Retired Supreme Court justice Arturo Brion nominated De Castro, who is set to retire in October, in a letter to the JBC dated May 3, 2018, which cited her 45 years in government serivice.

“Through all these years, she has served the government with competence, probity and integrity,” Brion said in his nomination letter.

“Her long years in the prosecutorial service [almost 19 years] and in the Sandiganbayan [more than 10 years], not to mention her more than a decade of experience as an associate justice of the Supreme Court qualify her for the position of Ombudsman,” Brion added.

Before her appointment to the Supreme Court in December 2007, De Castro served as presiding justice of the Sandiganbayan and chaired the special division of the anti-graft court that convicted former President Joseph Estrada of plunder in 2007.

De Castro was elected president of the International Association of Women Judge and served a term from 2012 to 2014.

A product of University of the Philippines College of Law, she joined the government in 1973 as law clerk and legal assistant in the Supreme Court. She then moved to the Department of Justice as a state counsel from 1978 to 1995 before her appointment to the Sandiganbayan.

As proof of De Castro’s competence and integrity, Brion cited the numerous awards received by the retiring justice—including the Presidential Medal of Merit in 1998 for her service as one of the peace negotiators during the terms of the late former President Corazon Aquino and former President Fidel Ramos and the Chief Justice Hilario Davide Reform Award for the reforms she implemented in the Sandiganbayan.

De Castro is a vocal critic of Chief Justice Maria Lourdes Sereno, with whom she had a shouting match last month during the tension-filled oral arguments on the quo warranto case against the embattled SC chief in Baguio City.

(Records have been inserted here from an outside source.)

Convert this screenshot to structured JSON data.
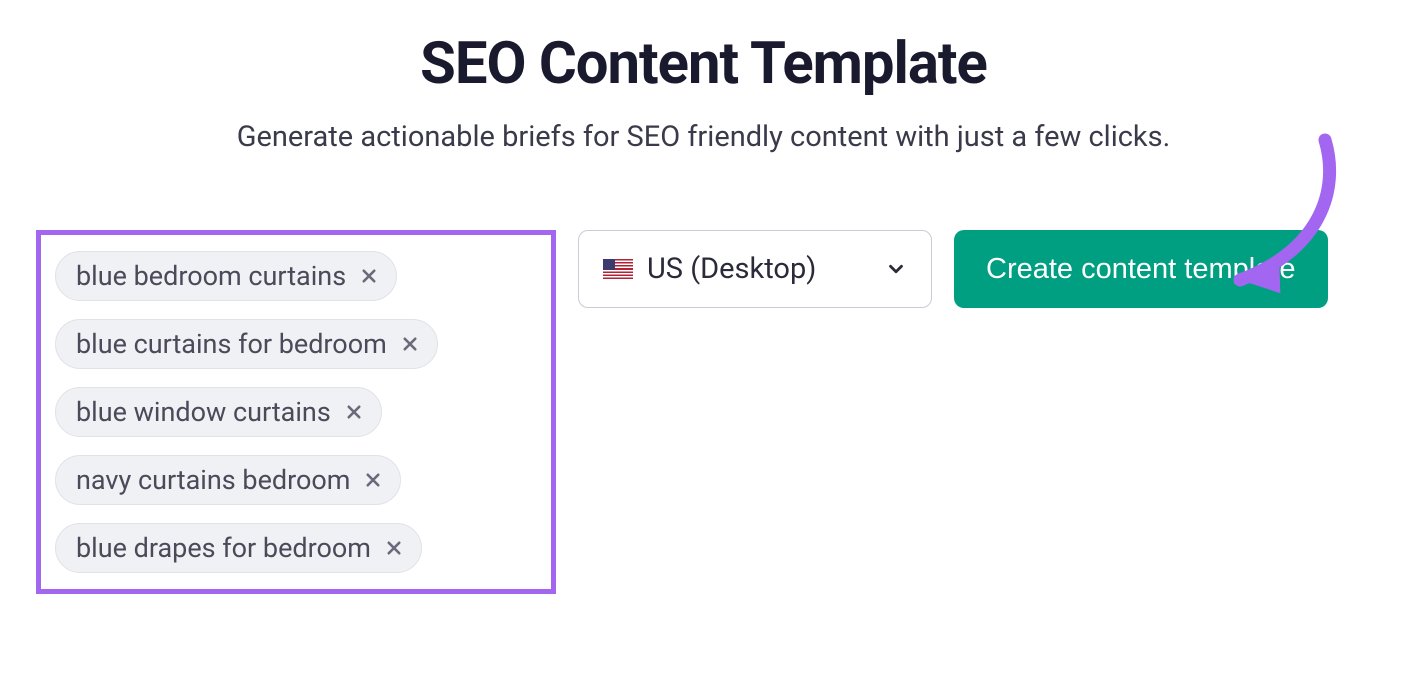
{
  "header": {
    "title": "SEO Content Template",
    "subtitle": "Generate actionable briefs for SEO friendly content with just a few clicks."
  },
  "keywords": [
    "blue bedroom curtains",
    "blue curtains for bedroom",
    "blue window curtains",
    "navy curtains bedroom",
    "blue drapes for bedroom"
  ],
  "locale": {
    "flag": "us",
    "label": "US (Desktop)"
  },
  "actions": {
    "create_label": "Create content template"
  },
  "colors": {
    "highlight_border": "#a266f0",
    "primary_button": "#009f81",
    "annotation_arrow": "#a266f0"
  }
}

She was also among the five justices who testified in the impeachment hearings against Sereno in the House of Representatives earlier this year.

A private citizen, Jocelyn Marie Acosta, recently asked Solicitor General Jose Calida to also initiate quo warranto petition against De Castro before the Supreme Court based on the same grounds used against Sereno, particularly the alleged failure to file Statements of Assets, Liabilities and Net worth.

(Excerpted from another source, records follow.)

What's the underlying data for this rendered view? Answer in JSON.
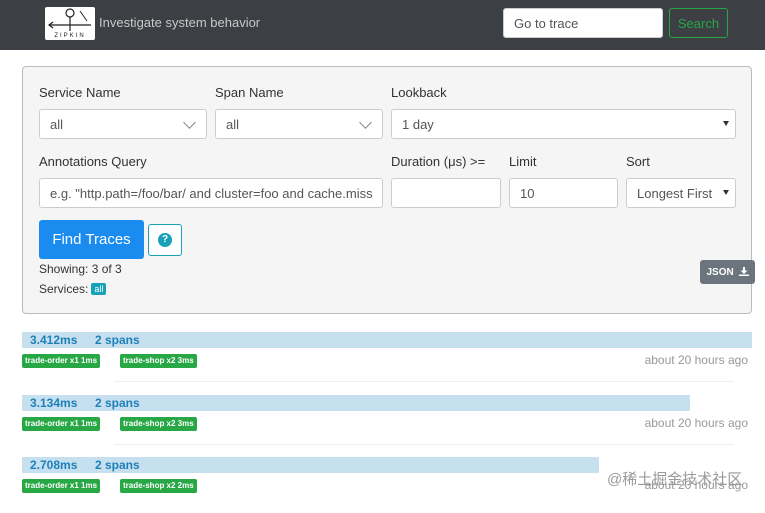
{
  "header": {
    "logo_text": "ZIPKIN",
    "tagline": "Investigate system behavior",
    "trace_input_placeholder": "Go to trace",
    "search_label": "Search"
  },
  "form": {
    "service_name_label": "Service Name",
    "service_name_value": "all",
    "span_name_label": "Span Name",
    "span_name_value": "all",
    "lookback_label": "Lookback",
    "lookback_value": "1 day",
    "annotations_label": "Annotations Query",
    "annotations_placeholder": "e.g. \"http.path=/foo/bar/ and cluster=foo and cache.miss",
    "duration_label": "Duration (μs) >=",
    "duration_value": "",
    "limit_label": "Limit",
    "limit_value": "10",
    "sort_label": "Sort",
    "sort_value": "Longest First",
    "find_label": "Find Traces",
    "help_icon": "?",
    "showing_text": "Showing: 3 of 3",
    "services_label": "Services:",
    "services_badge": "all",
    "json_label": "JSON"
  },
  "traces": [
    {
      "duration": "3.412ms",
      "spans": "2 spans",
      "tags": [
        "trade-order x1 1ms",
        "trade-shop x2 3ms"
      ],
      "ago": "about 20 hours ago",
      "bar_fraction": 1.0
    },
    {
      "duration": "3.134ms",
      "spans": "2 spans",
      "tags": [
        "trade-order x1 1ms",
        "trade-shop x2 3ms"
      ],
      "ago": "about 20 hours ago",
      "bar_fraction": 0.915
    },
    {
      "duration": "2.708ms",
      "spans": "2 spans",
      "tags": [
        "trade-order x1 1ms",
        "trade-shop x2 2ms"
      ],
      "ago": "about 20 hours ago",
      "bar_fraction": 0.791
    }
  ],
  "watermark": "@稀土掘金技术社区",
  "colors": {
    "header_bg": "#3c3f44",
    "primary": "#1a8cf0",
    "success": "#28a745",
    "info": "#17a2b8",
    "trace_bar": "#c7e0f0"
  }
}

Acosta said De Castro should be removed from her post for submitting only 15 SALNs when she has been in government service since 1973.

However, Calida rejected the request, citing lack of basis and evidence.

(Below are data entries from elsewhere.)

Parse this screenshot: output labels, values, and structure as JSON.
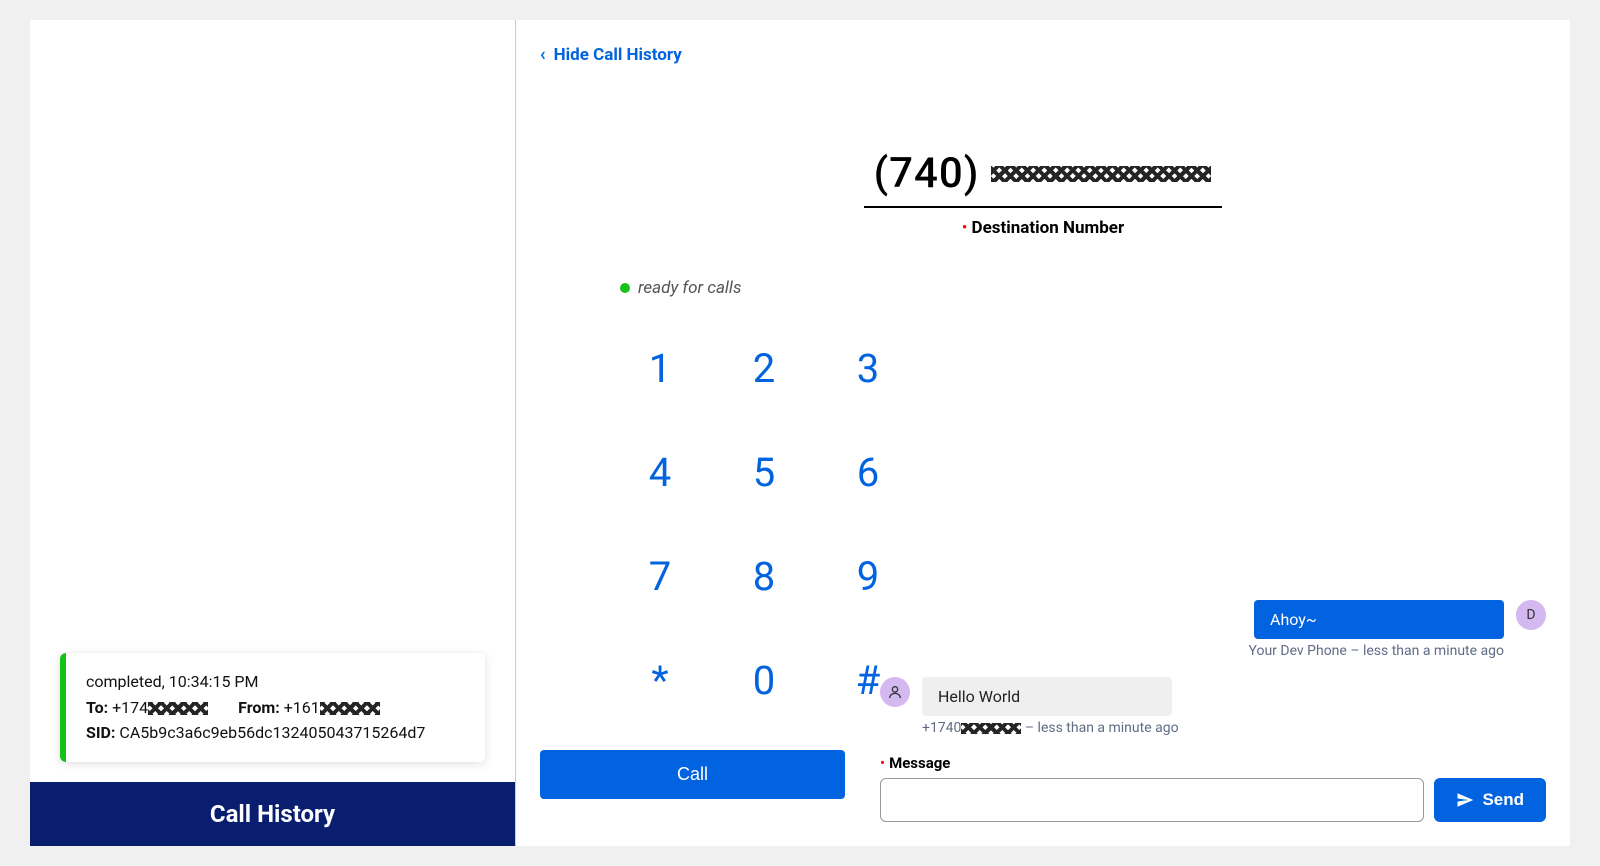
{
  "header": {
    "hide_label": "Hide Call History"
  },
  "sidebar": {
    "footer_title": "Call History",
    "entry": {
      "status_time": "completed, 10:34:15 PM",
      "to_label": "To:",
      "to_value": "+174",
      "from_label": "From:",
      "from_value": "+161",
      "sid_label": "SID:",
      "sid_value": "CA5b9c3a6c9eb56dc132405043715264d7"
    }
  },
  "dialer": {
    "destination_value_prefix": "(740)",
    "destination_label": "Destination Number",
    "status_text": "ready for calls",
    "keys": [
      "1",
      "2",
      "3",
      "4",
      "5",
      "6",
      "7",
      "8",
      "9",
      "*",
      "0",
      "#"
    ],
    "call_label": "Call"
  },
  "messages": {
    "sent": {
      "text": "Ahoy~",
      "avatar_initial": "D",
      "meta": "Your Dev Phone – less than a minute ago"
    },
    "recv": {
      "text": "Hello World",
      "meta_prefix": "+1740",
      "meta_suffix": " – less than a minute ago"
    },
    "input_label": "Message",
    "send_label": "Send"
  }
}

The JBC, the seven-member constitutional body tasked to screen nominees for positions in the judiciary and the Office of the Ombudsman, has extended the deadline for application and nomination for the Ombudsman post from May 2 to May 15.

Morales, 76, is also a retired SC justice who was appointed by former President Benigno Aquino III as Ombudsman in 2011.

She replaced Merceditas Gutierrez, who resigned on May 6, 2011 from the post to avoid an impeachment trial in the Senate, leaving an unexpired term until Nov. 30, 2012.

In summer session last month, the SC dismissed petitions seeking to remove Morales from her post for alleged overstaying.

Justices voted unanimously to dismiss the petitions filed last year by former Metro Rail Transit Line 3 general manager Al Vitangcol and lawyer Rey Nathaniel Ifurung for lack of merit.